National standards: this data is not for ranking

Comparing individual schools by comparing their national standards data is a waste of time. Students are assessed by overall teacher judgement, not standardized testing. Getting some sensible moderation in place is one of the biggest challenges in the implementation of the standards, but people need to accept that moderation will never be as rigorous as it is under standardized testing regimes. For reasons I’ll touch on later, this is by design.

A school’s national standards data is not useful information for a parent choosing which school to pack a kid off to. (Given zoning and the high fixed costs of moving, there is limited scope for school choice in the first place, so that might be a moot point.) Far better is knowledge of what a school does with its data.

If I was at the Ministry of Education (or—heaven forbid!—a parent), here’s what I’d be looking for.

I’d look for signs that schools are using the standards sensibly on a student level. Especially for students not at standard, I’d want to see individualized learning plans, with achievable benchmarks/milestones. Ideally, these plans would be designed in and as a collaboration between teacher, student, and caregiver.
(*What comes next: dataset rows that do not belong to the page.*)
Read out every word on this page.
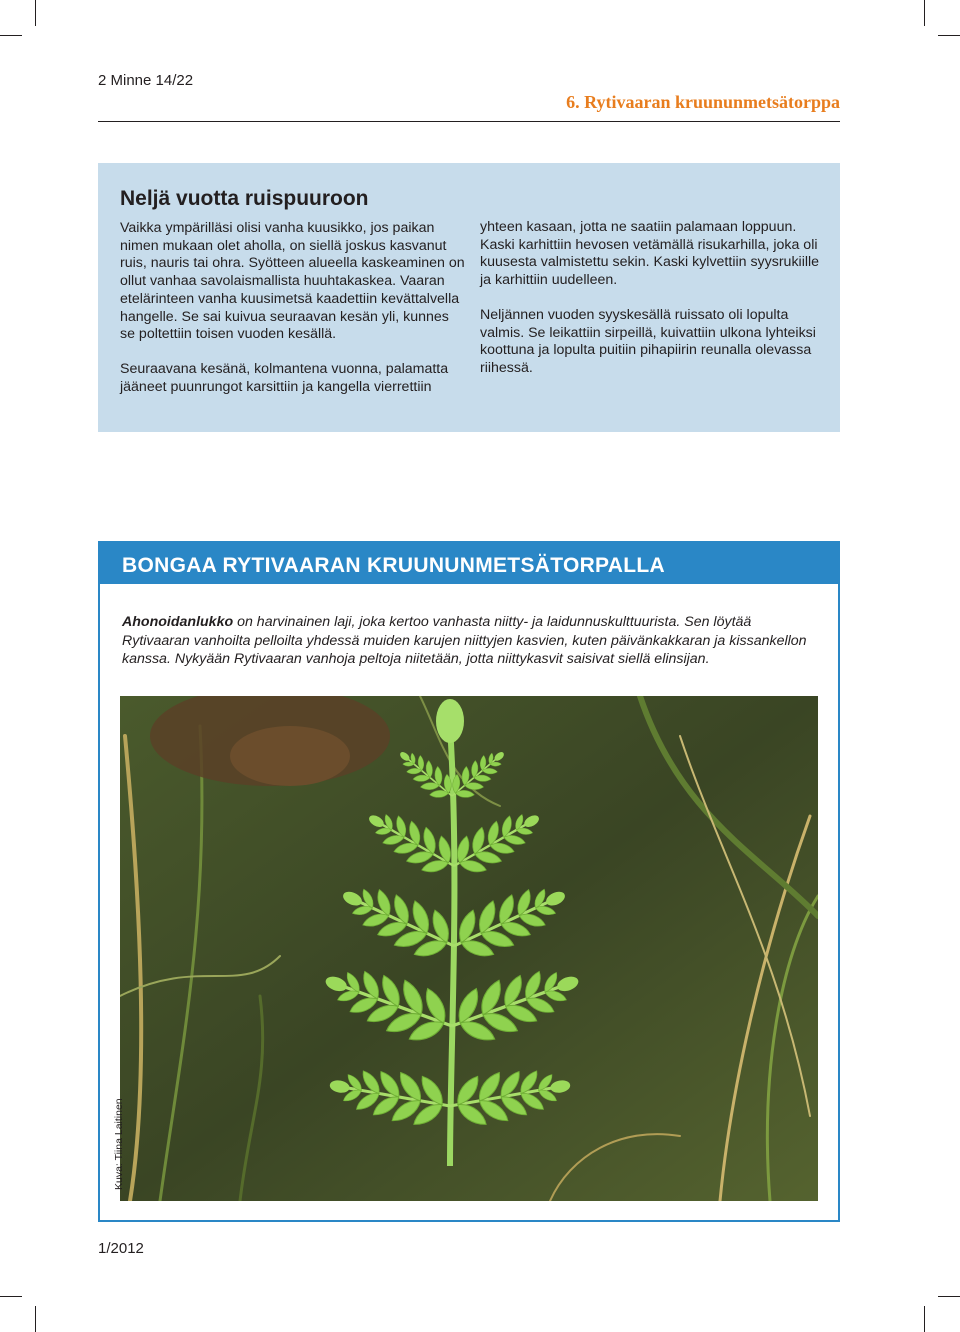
2 Minne 14/22
6. Rytivaaran kruununmetsätorppa
Neljä vuotta ruispuuroon

Vaikka ympärilläsi olisi vanha kuusikko, jos paikan nimen mukaan olet aholla, on siellä joskus kasvanut ruis, nauris tai ohra. Syötteen alueella kaskeaminen on ollut vanhaa savolaismallista huuhtakaskea. Vaaran etelärinteen vanha kuusimetsä kaadettiin kevättalvella hangelle. Se sai kuivua seuraavan kesän yli, kunnes se poltettiin toisen vuoden kesällä.

Seuraavana kesänä, kolmantena vuonna, palamatta jääneet puunrungot karsittiin ja kangella vierrettiin

yhteen kasaan, jotta ne saatiin palamaan loppuun. Kaski karhittiin hevosen vetämällä risukarhilla, joka oli kuusesta valmistettu sekin. Kaski kylvettiin syysrukiille ja karhittiin uudelleen.

Neljännen vuoden syyskesällä ruissato oli lopulta valmis. Se leikattiin sirpeillä, kuivattiin ulkona lyhteiksi koottuna ja lopulta puitiin pihapiirin reunalla olevassa riihessä.

BONGAA RYTIVAARAN KRUUNUNMETSÄTORPALLA
Ahonoidanlukko on harvinainen laji, joka kertoo vanhasta niitty- ja laidunnuskulttuurista. Sen löytää Rytivaaran vanhoilta pelloilta yhdessä muiden karujen niittyjen kasvien, kuten päivänkakkaran ja kissankellon kanssa. Nykyään Rytivaaran vanhoja peltoja niitetään, jotta niittykasvit saisivat siellä elinsijan.
Kuva: Tiina Laitinen
1/2012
Give the student a sense of direction and ownership: here’s what we want you to be able to do, here’s our plan for getting you there, and here’s how you’ll be able to feel your own progress along the way.

Over time, I’d look for signs that schools are using standards, in conjunction with the learning plans, to do some value-added appraisal of teachers. I would incorporate this formally into professional development structures. I accept that there’s only so much a teacher can be reasonably expected to do for kids who turn up hungry, have caregivers with significant reading difficulties, or who switch between schools a lot. (These are, incidentally, things that are thought to correlate pretty tightly with decile.) Placing appropriate weight on factors like this is something that I think standards will be able to do over time, even if they’re fairly messy.
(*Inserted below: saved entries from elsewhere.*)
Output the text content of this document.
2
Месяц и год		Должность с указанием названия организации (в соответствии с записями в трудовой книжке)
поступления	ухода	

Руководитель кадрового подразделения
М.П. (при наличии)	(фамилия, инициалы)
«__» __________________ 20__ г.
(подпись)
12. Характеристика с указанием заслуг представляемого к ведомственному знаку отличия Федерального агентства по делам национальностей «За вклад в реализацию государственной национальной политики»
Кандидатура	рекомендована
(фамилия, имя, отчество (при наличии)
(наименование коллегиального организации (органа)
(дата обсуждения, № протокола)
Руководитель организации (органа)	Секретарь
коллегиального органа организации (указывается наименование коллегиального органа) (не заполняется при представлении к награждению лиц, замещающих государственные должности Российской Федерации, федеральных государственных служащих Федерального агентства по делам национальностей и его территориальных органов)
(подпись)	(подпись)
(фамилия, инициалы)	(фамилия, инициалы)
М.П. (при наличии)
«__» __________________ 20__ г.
These things don’t really need tightly moderated standards. If comparison between schools is what you’re really wanting, then standardized tests would produce more useful data. But standardized testing was defeated politically on grounds I think were actually quite sensible.
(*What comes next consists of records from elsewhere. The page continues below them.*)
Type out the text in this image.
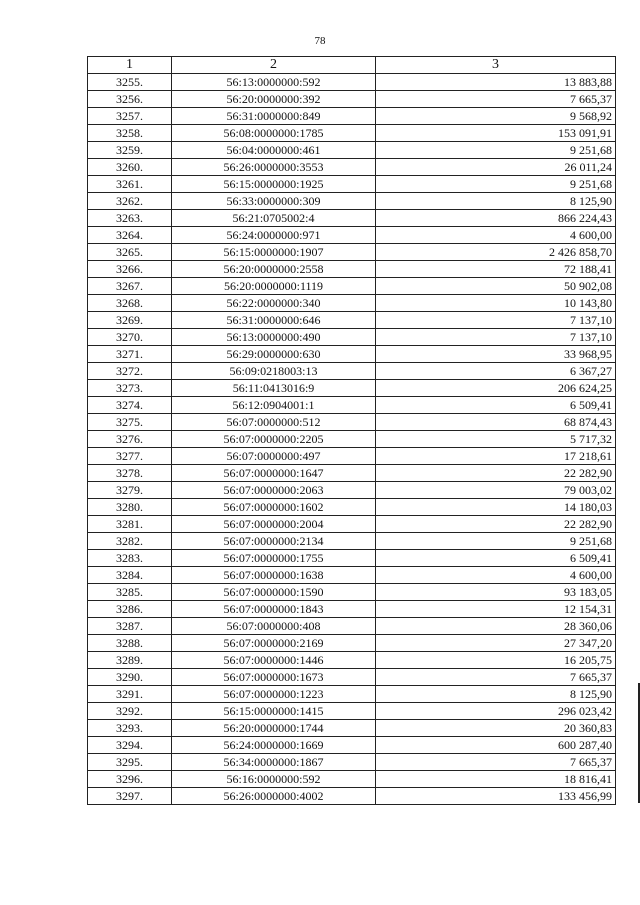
78
1	2	3
3255.	56:13:0000000:592	13 883,88
3256.	56:20:0000000:392	7 665,37
3257.	56:31:0000000:849	9 568,92
3258.	56:08:0000000:1785	153 091,91
3259.	56:04:0000000:461	9 251,68
3260.	56:26:0000000:3553	26 011,24
3261.	56:15:0000000:1925	9 251,68
3262.	56:33:0000000:309	8 125,90
3263.	56:21:0705002:4	866 224,43
3264.	56:24:0000000:971	4 600,00
3265.	56:15:0000000:1907	2 426 858,70
3266.	56:20:0000000:2558	72 188,41
3267.	56:20:0000000:1119	50 902,08
3268.	56:22:0000000:340	10 143,80
3269.	56:31:0000000:646	7 137,10
3270.	56:13:0000000:490	7 137,10
3271.	56:29:0000000:630	33 968,95
3272.	56:09:0218003:13	6 367,27
3273.	56:11:0413016:9	206 624,25
3274.	56:12:0904001:1	6 509,41
3275.	56:07:0000000:512	68 874,43
3276.	56:07:0000000:2205	5 717,32
3277.	56:07:0000000:497	17 218,61
3278.	56:07:0000000:1647	22 282,90
3279.	56:07:0000000:2063	79 003,02
3280.	56:07:0000000:1602	14 180,03
3281.	56:07:0000000:2004	22 282,90
3282.	56:07:0000000:2134	9 251,68
3283.	56:07:0000000:1755	6 509,41
3284.	56:07:0000000:1638	4 600,00
3285.	56:07:0000000:1590	93 183,05
3286.	56:07:0000000:1843	12 154,31
3287.	56:07:0000000:408	28 360,06
3288.	56:07:0000000:2169	27 347,20
3289.	56:07:0000000:1446	16 205,75
3290.	56:07:0000000:1673	7 665,37
3291.	56:07:0000000:1223	8 125,90
3292.	56:15:0000000:1415	296 023,42
3293.	56:20:0000000:1744	20 360,83
3294.	56:24:0000000:1669	600 287,40
3295.	56:34:0000000:1867	7 665,37
3296.	56:16:0000000:592	18 816,41
3297.	56:26:0000000:4002	133 456,99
Standardized tests are just not a good cultural fit with New Zealand. There’s a national egalitarian streak: we don’t like putting anyone higher or lower than anyone else, and we especially don’t like it when it’s kids we’re sorting. We don’t like to pressure children academically to the point of causing stress. We worry about labelling effects on kids who are at risk of falling behind: effects that are real, powerful, long-lasting, and can be very destructive. These traits of ours are admirable, and saying “little Timmy got 35 percent in his Year 2 reading test” is offensive to just about all of them.

Besides, the literature on standardized tests is a minefield. As an example, unless they’re made meaningful to students (ie have consequences) then there’s not much to suggest they help much at all with anything. But the point of the New Zealand variant on standards is that they’re snapshots of where students are at and tools for planning. They’re not meant to be consequential for students. This next point is important so I’m going to italicize it: most students probably don’t even know when their teacher is assessing them against the standards.

Where cross-school comparisons might come in useful is in identifying stand-out schools so that successful and/or innovative practices can be, where appropriate, replicated more widely. Obviously, what works in a school within one particular cultural, social, and economic context won’t necessarily work for a school that’s in a totally different one. You do your data analysis and your case studies, then you devise sensible categories and work within them.

So long as moderation is at least better than hopeless, in time, we’ll also learn quite a bit more than we already know about the impact of social and economic factors on academic attainment during the early years of school. This is important, because it’s these early years that are assumed to matter most. National standards data, for all its flaws, is or can be made rich enough to support meaningful research that will help us improve how we teach our children.

Depending on whether or not I can be bothered, I might write up some stuff on why I don’t like deciles as analytical tools. But not this week.

National Standards

Familiarize yourself with the standards themselves (reading and writing [pdf], mathematics [pdf]). Notice that assessment against the standards is done by overall teacher judgement and not entirely, or even principally, by standardized testing.

If you want to play with the shiny data set, Luis A Apiolaza has done you a favour by putting it into something sensible and R-friendly. I recommend reading all of the case studies on Stuff before diving in. Context matters.

My own prejudices. I am a policy analyst with nil expertise in education. I support publication of national standards data. I am agnostic as to whether national standards should have been introduced in the first place, but furious at those “public servants” who sought to obstruct implementation of a lawful Government policy: no integrity.

I’m mainly interested in what the standards data can and can’t tell us, and how they might be used to improve education outcomes. The lens I’m trying to look through is how would I tackle this if I were at the Ministry of Education?